To provide access to Iam at the level pod in Experfect OpenID Connect (OIDC), along with account annotations Kubernetes. The result will be an exchange Jwt from STS, which will create temporary application access to the necessary cloud resources. With this approach, there is no need to introduce advanced permissions for basic work nodes Amazon ex. Instead, you can only configure permissions. Iam for an account associated with pod. This is done based on the actual permissions of the application, which works as part of pod. As a result, we get full control of application permissions and pod.
Integration Iam supports a comprehensive authorization system for access tenant to data warehouses. In this case, access to the database is controlled only through authentication, which means that you need to enter another level of security.
Amazon EKS accesses AWS DynamoDB multitenant database
Take a closer look at multitenant access as an application running on Amazon exgets access to multitenant database Amazon DynamoDB. In many cases multitenant processes in Amazon DynamoDB implement at the table level (in the ratio of tables and tenant 1: 1). As an example, consider the principle AWS IAM (aws-dynamodb-tenant1-policy), which perfectly illustrates the access pattern, where all the data is associated with Tenant1.
{
...
"Statement": [
{
"Sid": "Tenant1",
"Effect": "Allow",
"Action": "dynamodb:*",
"Resource": "arn:aws:dynamodb:${region}-${account_id}:table/Tenant1"
}
]
}
The next step is to associate this role with the cluster account. Exwhich uses Openid.

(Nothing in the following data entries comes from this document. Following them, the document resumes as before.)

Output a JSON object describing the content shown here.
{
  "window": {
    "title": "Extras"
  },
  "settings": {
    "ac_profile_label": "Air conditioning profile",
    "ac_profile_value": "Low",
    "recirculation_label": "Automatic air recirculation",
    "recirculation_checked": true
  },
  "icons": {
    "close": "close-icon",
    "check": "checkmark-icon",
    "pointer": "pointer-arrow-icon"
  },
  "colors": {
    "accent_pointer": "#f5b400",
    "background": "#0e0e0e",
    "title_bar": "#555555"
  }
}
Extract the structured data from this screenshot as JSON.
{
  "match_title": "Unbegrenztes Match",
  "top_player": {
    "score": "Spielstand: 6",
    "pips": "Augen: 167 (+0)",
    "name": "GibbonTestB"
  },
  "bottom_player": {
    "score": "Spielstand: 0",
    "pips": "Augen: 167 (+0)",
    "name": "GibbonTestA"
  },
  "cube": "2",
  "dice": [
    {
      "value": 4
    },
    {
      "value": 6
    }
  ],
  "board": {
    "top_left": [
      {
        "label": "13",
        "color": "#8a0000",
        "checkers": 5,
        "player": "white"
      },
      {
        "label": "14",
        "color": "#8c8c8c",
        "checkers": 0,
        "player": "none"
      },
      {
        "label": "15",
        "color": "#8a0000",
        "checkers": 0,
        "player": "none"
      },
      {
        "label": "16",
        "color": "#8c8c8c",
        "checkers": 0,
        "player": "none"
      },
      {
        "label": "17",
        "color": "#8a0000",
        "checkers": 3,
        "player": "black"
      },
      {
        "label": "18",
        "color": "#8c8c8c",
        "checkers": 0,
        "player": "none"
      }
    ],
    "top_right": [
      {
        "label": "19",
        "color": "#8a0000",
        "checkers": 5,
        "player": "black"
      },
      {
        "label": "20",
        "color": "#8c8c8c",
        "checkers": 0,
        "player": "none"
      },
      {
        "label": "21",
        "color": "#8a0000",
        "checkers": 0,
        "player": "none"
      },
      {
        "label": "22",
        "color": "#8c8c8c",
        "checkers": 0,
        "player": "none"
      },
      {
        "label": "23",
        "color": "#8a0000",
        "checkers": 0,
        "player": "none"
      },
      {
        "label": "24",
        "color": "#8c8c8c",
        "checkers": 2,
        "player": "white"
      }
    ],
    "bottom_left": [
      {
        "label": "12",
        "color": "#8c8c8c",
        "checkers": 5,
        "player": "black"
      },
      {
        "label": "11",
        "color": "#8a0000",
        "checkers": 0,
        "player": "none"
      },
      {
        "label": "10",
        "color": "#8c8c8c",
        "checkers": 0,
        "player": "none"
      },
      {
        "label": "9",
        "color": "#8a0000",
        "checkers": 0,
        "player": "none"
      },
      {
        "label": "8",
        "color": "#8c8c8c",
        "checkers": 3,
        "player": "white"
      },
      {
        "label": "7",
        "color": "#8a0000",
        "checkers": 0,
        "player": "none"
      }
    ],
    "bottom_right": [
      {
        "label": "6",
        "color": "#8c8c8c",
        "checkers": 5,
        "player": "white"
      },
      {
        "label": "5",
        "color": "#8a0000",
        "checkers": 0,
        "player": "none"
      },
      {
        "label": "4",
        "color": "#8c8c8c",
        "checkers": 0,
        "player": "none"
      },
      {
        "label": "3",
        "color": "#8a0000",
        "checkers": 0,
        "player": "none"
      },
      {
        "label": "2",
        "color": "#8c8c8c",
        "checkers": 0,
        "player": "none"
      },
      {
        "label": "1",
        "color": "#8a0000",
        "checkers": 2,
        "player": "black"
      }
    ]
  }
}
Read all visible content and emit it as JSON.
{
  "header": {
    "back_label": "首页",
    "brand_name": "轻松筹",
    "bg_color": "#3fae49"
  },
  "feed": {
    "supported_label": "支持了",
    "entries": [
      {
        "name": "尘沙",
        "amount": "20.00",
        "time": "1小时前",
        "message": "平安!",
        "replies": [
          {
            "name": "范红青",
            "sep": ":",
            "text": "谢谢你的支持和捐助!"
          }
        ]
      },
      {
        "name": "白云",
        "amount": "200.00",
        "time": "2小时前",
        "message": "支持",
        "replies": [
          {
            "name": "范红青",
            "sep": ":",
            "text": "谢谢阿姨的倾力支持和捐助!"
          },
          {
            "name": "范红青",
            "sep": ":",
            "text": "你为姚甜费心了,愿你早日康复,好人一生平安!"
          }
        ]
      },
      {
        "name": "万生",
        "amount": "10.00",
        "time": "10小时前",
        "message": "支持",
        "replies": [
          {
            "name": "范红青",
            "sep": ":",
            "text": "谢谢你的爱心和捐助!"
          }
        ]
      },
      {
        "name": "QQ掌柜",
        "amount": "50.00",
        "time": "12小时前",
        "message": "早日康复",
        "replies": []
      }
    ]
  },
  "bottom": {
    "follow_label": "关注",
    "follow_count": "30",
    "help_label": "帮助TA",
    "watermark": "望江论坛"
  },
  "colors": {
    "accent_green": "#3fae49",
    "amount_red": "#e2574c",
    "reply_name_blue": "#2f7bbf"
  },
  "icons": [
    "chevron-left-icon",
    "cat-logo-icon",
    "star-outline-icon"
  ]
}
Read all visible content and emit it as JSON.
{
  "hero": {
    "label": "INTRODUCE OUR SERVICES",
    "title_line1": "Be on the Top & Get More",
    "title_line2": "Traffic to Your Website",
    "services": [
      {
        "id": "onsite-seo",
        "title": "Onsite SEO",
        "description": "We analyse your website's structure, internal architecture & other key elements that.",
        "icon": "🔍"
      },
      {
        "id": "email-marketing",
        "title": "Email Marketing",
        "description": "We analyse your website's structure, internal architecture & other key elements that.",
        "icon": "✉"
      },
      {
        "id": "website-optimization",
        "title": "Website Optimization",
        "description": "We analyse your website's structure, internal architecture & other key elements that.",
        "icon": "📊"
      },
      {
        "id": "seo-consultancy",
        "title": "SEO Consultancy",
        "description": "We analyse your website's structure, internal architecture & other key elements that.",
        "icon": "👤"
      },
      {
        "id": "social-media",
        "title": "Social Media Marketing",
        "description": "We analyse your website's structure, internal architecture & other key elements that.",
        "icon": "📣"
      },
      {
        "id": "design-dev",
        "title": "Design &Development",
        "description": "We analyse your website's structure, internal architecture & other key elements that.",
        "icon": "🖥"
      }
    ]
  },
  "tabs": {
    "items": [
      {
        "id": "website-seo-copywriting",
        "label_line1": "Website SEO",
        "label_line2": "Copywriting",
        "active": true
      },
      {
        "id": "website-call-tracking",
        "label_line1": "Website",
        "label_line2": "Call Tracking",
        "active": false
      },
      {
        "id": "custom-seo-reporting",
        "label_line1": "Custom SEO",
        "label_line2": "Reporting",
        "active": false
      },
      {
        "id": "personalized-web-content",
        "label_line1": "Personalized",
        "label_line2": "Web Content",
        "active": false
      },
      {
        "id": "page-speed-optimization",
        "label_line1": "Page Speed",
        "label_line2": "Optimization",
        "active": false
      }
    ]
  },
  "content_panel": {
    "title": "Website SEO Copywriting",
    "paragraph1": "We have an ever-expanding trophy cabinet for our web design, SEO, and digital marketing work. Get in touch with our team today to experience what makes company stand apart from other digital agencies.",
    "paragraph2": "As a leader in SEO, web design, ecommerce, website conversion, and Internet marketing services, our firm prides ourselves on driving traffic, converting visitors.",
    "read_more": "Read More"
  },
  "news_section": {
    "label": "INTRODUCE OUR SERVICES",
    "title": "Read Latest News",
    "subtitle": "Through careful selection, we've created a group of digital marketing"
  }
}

eksctl utils associate-iam-oidc-provider
--name my-cluster
--approve
--region ${region}
eksctl create iamserviceaccount
--name tenant1-service-account
--cluster my-cluster
--attach-policy-arn arn:aws:iam::xxxx:policy/aws-dynamodb-tenant1-policy
--approve
--region ${region}
Definition podcontaining the necessary specification serviceAccountNamewill help use the new service account tenant1-service-account.
apiVersion: v1
kind: Pod
metadata:
name: my-pod
spec:
serviceAccountName: tenant1-service-account
containers:
- name: tenant1
…
Although the account and policy Iam tenant oriented, static and controlled with tools such as Terraform and Ansiblespecification pod can be configured dynamically. If you use a template generator, for example, Helm, serviceAccountName can be set as a variable in the corresponding accounts tenant services. In the end, each tenant there will be its own dedicated deployment of the same application. In fact, each tenant There should be a dedicated namespace, where applications will be launched.
Conclusion
For Saas-services it is important to think over how data access will be carried out. Consider storage, encryption, performance, and management requirements. tenant. IN multitenant there is no one preferred way of sharing data. Performance advantage multitenant workloads on Aws is an AWS IAM, which can be used to simplify access control for tenant data. Besides, AWS IAM helps you configure application access to data in dynamic mode.
The described features and techniques that may come in handy have affected a bit of theory. But in special cases, it is always necessary to independently analyze the source information and create a personalized solution.